Starting in 1958, the Education Department in Victoria permitted the Council for Christian Education in Schools (CCES) to appoint chaplains to secondary schools. In early 1973, there were 30 such religious chaplains; 27 of them men and three of them women. Twenty-eight of the chaplains are ordained ministers, while eight of them have formal teacher training. Their salaries (approximately $5,200 per annum, including allowances) were financed by local committees who raised funds by voluntary contribution. Funds were also obtained via grants from the CCES and local municipal councils. The chaplains conducted classes that were integrated in the normal school timetable. In this way, Religious Instruction (RI) is less an obvious religious observance than when the whole school convenes for RI at the same time. In some cases, the chaplains’ class material tends towards a study of comparative religion.
During this period, if the Minister for Education had given prior approval for the formation of a class for RI other than the Agreed Syllabus, each parent of an enrolled child was given forms on which to indicate the parent’s preference. If the parents returned one of the forms indicating ‘Yes’, or if the forms were not returned within 14 days, their child was given RI by CCES accredited instructors. If one of the forms was returned with the answer ‘No’, the child was usually sent to a vacant room for a period of private study or sometimes permitted to do a housekeeping job around the school.

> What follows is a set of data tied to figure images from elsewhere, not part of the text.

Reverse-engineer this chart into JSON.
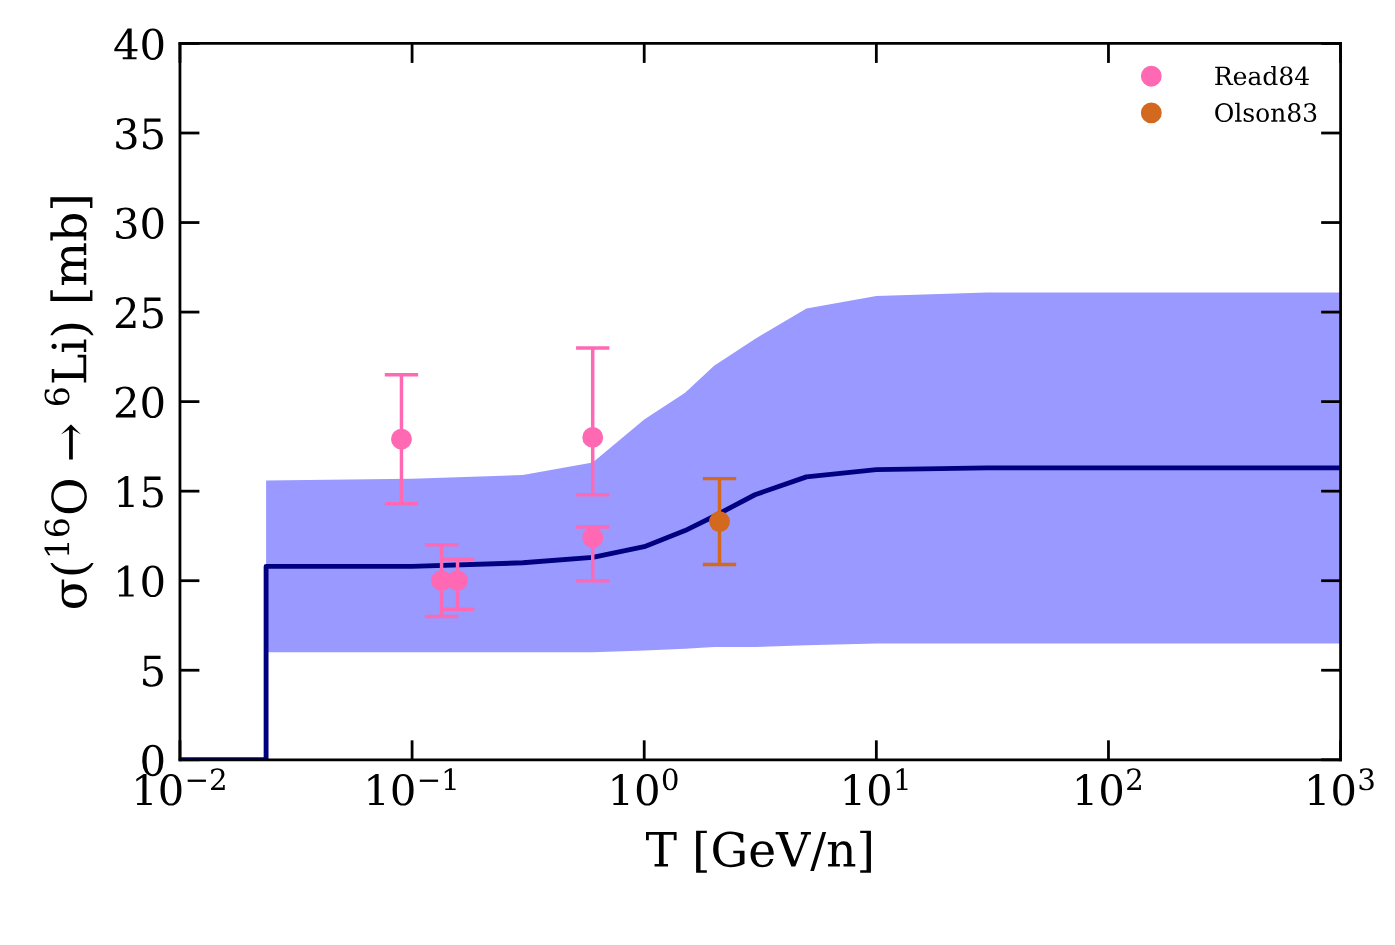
{
  "chart_data": {
    "type": "scatter",
    "xlabel": "T [GeV/n]",
    "ylabel": "σ($^{16}$O → $^{6}$Li) [mb]",
    "log": "x",
    "xlim": [
      0.01,
      1000
    ],
    "ylim": [
      0,
      40
    ],
    "xticks": [
      {
        "value": 0.01,
        "label": "10$^{−2}$"
      },
      {
        "value": 0.1,
        "label": "10$^{−1}$"
      },
      {
        "value": 1,
        "label": "10$^{0}$"
      },
      {
        "value": 10,
        "label": "10$^{1}$"
      },
      {
        "value": 100,
        "label": "10$^{2}$"
      },
      {
        "value": 1000,
        "label": "10$^{3}$"
      }
    ],
    "yticks": [
      0,
      5,
      10,
      15,
      20,
      25,
      30,
      35,
      40
    ],
    "grid": false,
    "legend": "top right",
    "marker": "circle",
    "series": [
      {
        "type": "line",
        "color": "#000080",
        "x": [
          0.01,
          0.0235,
          0.0235,
          0.1,
          0.3,
          0.6,
          1,
          1.5,
          2,
          3,
          5,
          10,
          30,
          1000
        ],
        "values": [
          0,
          0,
          10.8,
          10.8,
          11.0,
          11.3,
          11.9,
          12.8,
          13.6,
          14.8,
          15.8,
          16.2,
          16.3,
          16.3
        ],
        "lower": [
          null,
          6.0,
          6.0,
          6.0,
          6.0,
          6.0,
          6.1,
          6.2,
          6.3,
          6.3,
          6.4,
          6.5,
          6.5,
          6.5
        ],
        "upper": [
          null,
          15.6,
          15.6,
          15.7,
          15.9,
          16.6,
          19.0,
          20.5,
          22.0,
          23.5,
          25.2,
          25.9,
          26.1,
          26.1
        ],
        "marker": "none"
      },
      {
        "name": "Read84",
        "color": "#ff69b4",
        "x": [
          0.09,
          0.134,
          0.157,
          0.6,
          0.6
        ],
        "values": [
          17.9,
          10.0,
          10.0,
          18.0,
          12.4
        ],
        "errors": [
          [
            14.3,
            21.5
          ],
          [
            8.0,
            12.0
          ],
          [
            8.4,
            11.2
          ],
          [
            14.8,
            23.0
          ],
          [
            10.0,
            13.0
          ]
        ]
      },
      {
        "name": "Olson83",
        "color": "#d2691e",
        "x": [
          2.11
        ],
        "values": [
          13.3
        ],
        "errors": [
          [
            10.9,
            15.7
          ]
        ]
      }
    ]
  }
}
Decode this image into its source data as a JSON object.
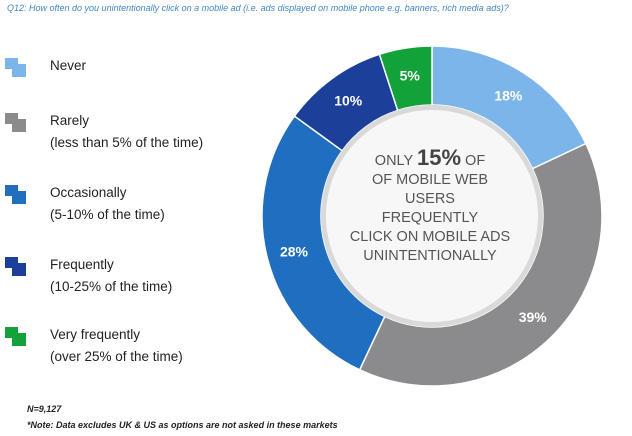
{
  "question": "Q12: How often do you unintentionally click on a mobile ad (i.e. ads displayed on mobile phone e.g. banners, rich media ads)?",
  "center": {
    "line1_pre": "ONLY ",
    "line1_big": "15%",
    "line1_post": " OF",
    "line2": "OF MOBILE WEB",
    "line3": "USERS",
    "line4": "FREQUENTLY",
    "line5": "CLICK ON MOBILE ADS",
    "line6": "UNINTENTIONALLY"
  },
  "footnotes": {
    "n": "N=9,127",
    "note": "*Note: Data excludes UK & US as options are not asked in these markets"
  },
  "chart_data": {
    "type": "pie",
    "style": "donut",
    "title": "",
    "slices": [
      {
        "label": "Never",
        "sublabel": "",
        "value": 18,
        "display": "18%",
        "color": "#7cb5ea"
      },
      {
        "label": "Rarely",
        "sublabel": "(less than 5% of the time)",
        "value": 39,
        "display": "39%",
        "color": "#8b8b8d"
      },
      {
        "label": "Occasionally",
        "sublabel": "(5-10% of the time)",
        "value": 28,
        "display": "28%",
        "color": "#1f6ec0"
      },
      {
        "label": "Frequently",
        "sublabel": "(10-25% of the time)",
        "value": 10,
        "display": "10%",
        "color": "#1c3f9a"
      },
      {
        "label": "Very frequently",
        "sublabel": "(over 25% of the time)",
        "value": 5,
        "display": "5%",
        "color": "#13a13a"
      }
    ],
    "legend_placement": "left"
  }
}
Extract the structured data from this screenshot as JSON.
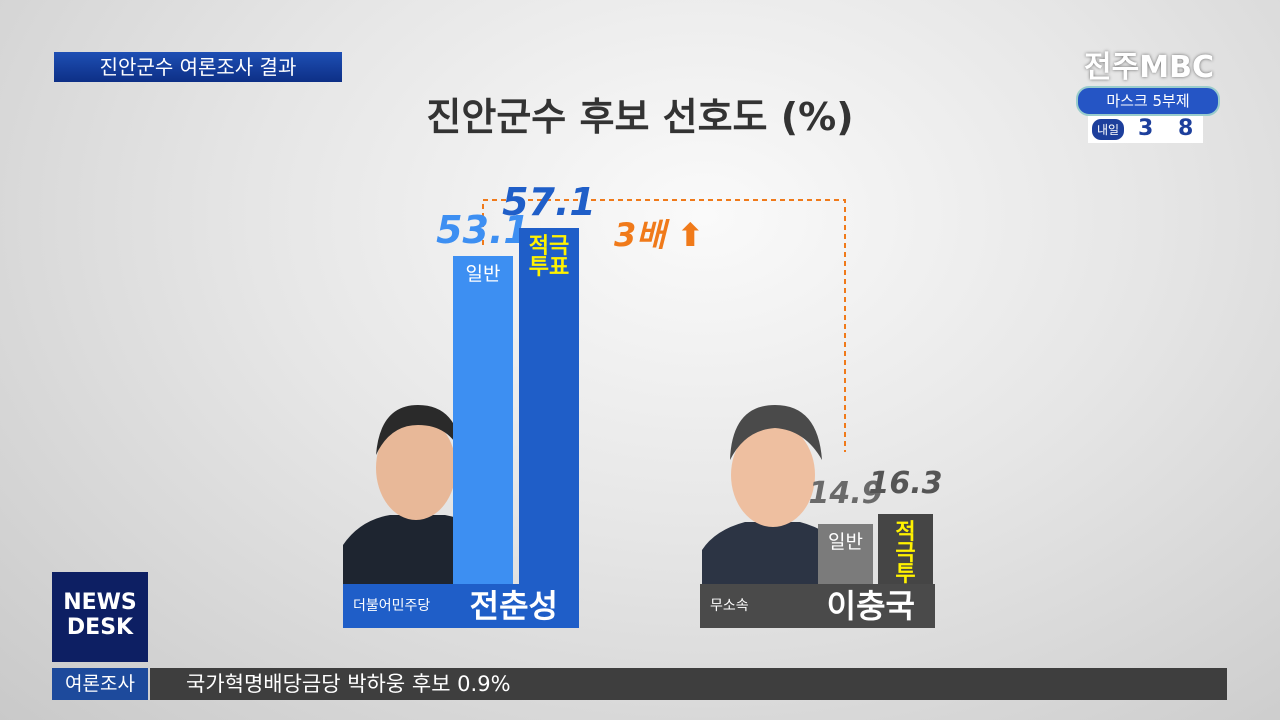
{
  "header": {
    "caption": "진안군수 여론조사 결과",
    "logo": "전주MBC",
    "mask_label": "마스크 5부제",
    "tomorrow_label": "내일",
    "tomorrow_digits": [
      "3",
      "8"
    ]
  },
  "chart_data": {
    "type": "bar",
    "title": "진안군수 후보 선호도 (%)",
    "categories": [
      "전춘성",
      "이충국"
    ],
    "parties": [
      "더불어민주당",
      "무소속"
    ],
    "series": [
      {
        "name": "일반",
        "colors": [
          "#3d8ff2",
          "#7b7b7b"
        ],
        "label_color": "#ffffff",
        "values": [
          53.1,
          14.9
        ]
      },
      {
        "name": "적극 투표",
        "colors": [
          "#1f5ec8",
          "#454545"
        ],
        "label_color": "#fff200",
        "values": [
          57.1,
          16.3
        ]
      }
    ],
    "annotation": "3배"
  },
  "footer": {
    "brand": [
      "NEWS",
      "DESK"
    ],
    "section": "여론조사",
    "ticker": "국가혁명배당금당 박하웅 후보 0.9%"
  }
}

In 1972, the Victorian Minister for Education, the Hon. L. H. S. Thompson, initiated a Committee under the chairmanship of the former Deputy Director General of Education, W. B. Russell, to examine religious education in Government schools. The Humanist Society of Victoria (HSV) sought representation on the Committee. However, our offer was declined.
In 1973, three HSV representatives met the Committee personally to deliver the Humanist Society of Victoria submission on religious education. Our submission was summarised by the Committee and included in the final Report of the Committee on Religious Education (Russell Report).
After the Committee published its final report in September 1974, the Minister for Education sought public comment. In response, HSV wrote a draft letter to the Minister for Education opposing the Committee’s findings and sought an interview to discuss the matter. HSV was not granted an interview.